The little people from above are users and employees who are interested in knowing something about ALBO: these are support, CSTO, compliance, financial monitoring, and an operation block. These are the people who go to the admin panel, the users of the admin panel.

What is the end result and why?

When there is complete chaos in the head and there is no understanding of what and how to do, I suggest taking felt-tip pens and paper, try to feel like an artist.

Display the model and don’t worry at this point that “I’m not an artist, it’s so wrong/incomprehensible”. Now you are an artist, you see it that way.

Express what is. Express it in a way that makes sense to you. Try to use different shapes and colors, consciously or just what the hand is reaching for now. Already at the next stages, try to look from different angles, try to do something differently and more consciously.

One of the important components of system analysis (analytics) in working with complex multilayer systems is to be able to lay them out on a plane and view them from different angles. This helps the visual channel of perception and transmission.
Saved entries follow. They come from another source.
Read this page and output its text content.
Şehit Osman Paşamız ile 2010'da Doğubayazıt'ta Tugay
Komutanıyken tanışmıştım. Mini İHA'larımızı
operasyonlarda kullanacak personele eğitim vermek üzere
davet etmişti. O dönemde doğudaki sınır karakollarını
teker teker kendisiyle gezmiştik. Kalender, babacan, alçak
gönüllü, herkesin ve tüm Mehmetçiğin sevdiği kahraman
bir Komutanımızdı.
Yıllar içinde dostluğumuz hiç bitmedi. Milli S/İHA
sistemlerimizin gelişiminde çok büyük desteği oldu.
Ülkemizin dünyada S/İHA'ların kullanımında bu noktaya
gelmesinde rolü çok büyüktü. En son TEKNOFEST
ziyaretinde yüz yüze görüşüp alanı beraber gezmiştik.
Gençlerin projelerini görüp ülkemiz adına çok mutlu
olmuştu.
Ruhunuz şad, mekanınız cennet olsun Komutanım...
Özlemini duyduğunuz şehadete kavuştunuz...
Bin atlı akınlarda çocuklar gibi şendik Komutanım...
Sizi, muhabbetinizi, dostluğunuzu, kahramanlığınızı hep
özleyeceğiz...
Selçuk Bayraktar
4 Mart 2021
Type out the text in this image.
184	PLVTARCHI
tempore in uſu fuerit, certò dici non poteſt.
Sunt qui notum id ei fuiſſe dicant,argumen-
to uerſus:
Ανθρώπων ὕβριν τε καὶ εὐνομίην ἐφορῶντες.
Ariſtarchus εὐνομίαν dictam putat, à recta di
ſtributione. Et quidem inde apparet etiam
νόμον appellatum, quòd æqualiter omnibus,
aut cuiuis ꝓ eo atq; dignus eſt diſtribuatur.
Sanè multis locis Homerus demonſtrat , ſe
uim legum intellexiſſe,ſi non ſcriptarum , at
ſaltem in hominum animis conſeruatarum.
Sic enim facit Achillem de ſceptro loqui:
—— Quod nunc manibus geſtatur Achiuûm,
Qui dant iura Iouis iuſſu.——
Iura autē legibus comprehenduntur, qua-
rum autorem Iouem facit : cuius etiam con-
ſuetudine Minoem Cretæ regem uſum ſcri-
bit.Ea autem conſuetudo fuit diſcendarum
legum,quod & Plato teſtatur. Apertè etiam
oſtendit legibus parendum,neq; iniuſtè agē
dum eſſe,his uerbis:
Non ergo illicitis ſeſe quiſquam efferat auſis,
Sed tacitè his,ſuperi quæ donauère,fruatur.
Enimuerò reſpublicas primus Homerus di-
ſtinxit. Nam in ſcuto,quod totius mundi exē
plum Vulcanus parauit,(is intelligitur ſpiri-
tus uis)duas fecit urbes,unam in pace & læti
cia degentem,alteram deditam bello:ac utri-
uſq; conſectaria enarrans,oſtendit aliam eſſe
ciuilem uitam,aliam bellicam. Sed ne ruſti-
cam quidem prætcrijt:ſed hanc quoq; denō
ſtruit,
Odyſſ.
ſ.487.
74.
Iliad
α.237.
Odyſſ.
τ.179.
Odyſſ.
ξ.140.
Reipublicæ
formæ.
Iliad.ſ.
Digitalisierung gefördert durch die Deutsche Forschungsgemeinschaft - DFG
Sometimes in my pictures I noticed dependencies and answers to questions later, because shapes or colors gave a new look, a new approach, showed connections and separated processes.

So:

  1. Project the process (task) inside yourself as a separately closed structure.

  2. Run through the main workflow step by step once.

  3. At each step, evaluate the options in terms of possible risks, alternatives, stakeholders, environment, and impacts.

  4. Once again, run the processes several times inside, looking at the alternatives.

  5. When it was possible to fit the process inside and run it several times, you need to try to deploy it and twist the system physically inside, and run through some internal scanner, in terms of integrity and reflection of all the necessary structures.

  6. Try going from bottom to top.

  7. Then move the main axis to the right or left.

  8. Next, try to look in from different sides, not forgetting to look inside.

  9. Scroll: left, right, front, back, bottom, top, away, inside.

Using this technique, you can consider the process (task) more extensively and find nuances, new solutions and options for the development of reality.

What about migration?

About migration in the next article, because at first I tried to figure out where to migrate from where? In addition, the article will contain my diagrams and drawings, and without context they would not be clear (as it seems to me). After reading this article, it will already be clearer to you what kind of arrows and little men they are.

That’s all, thank you for your attention, I hope it was useful.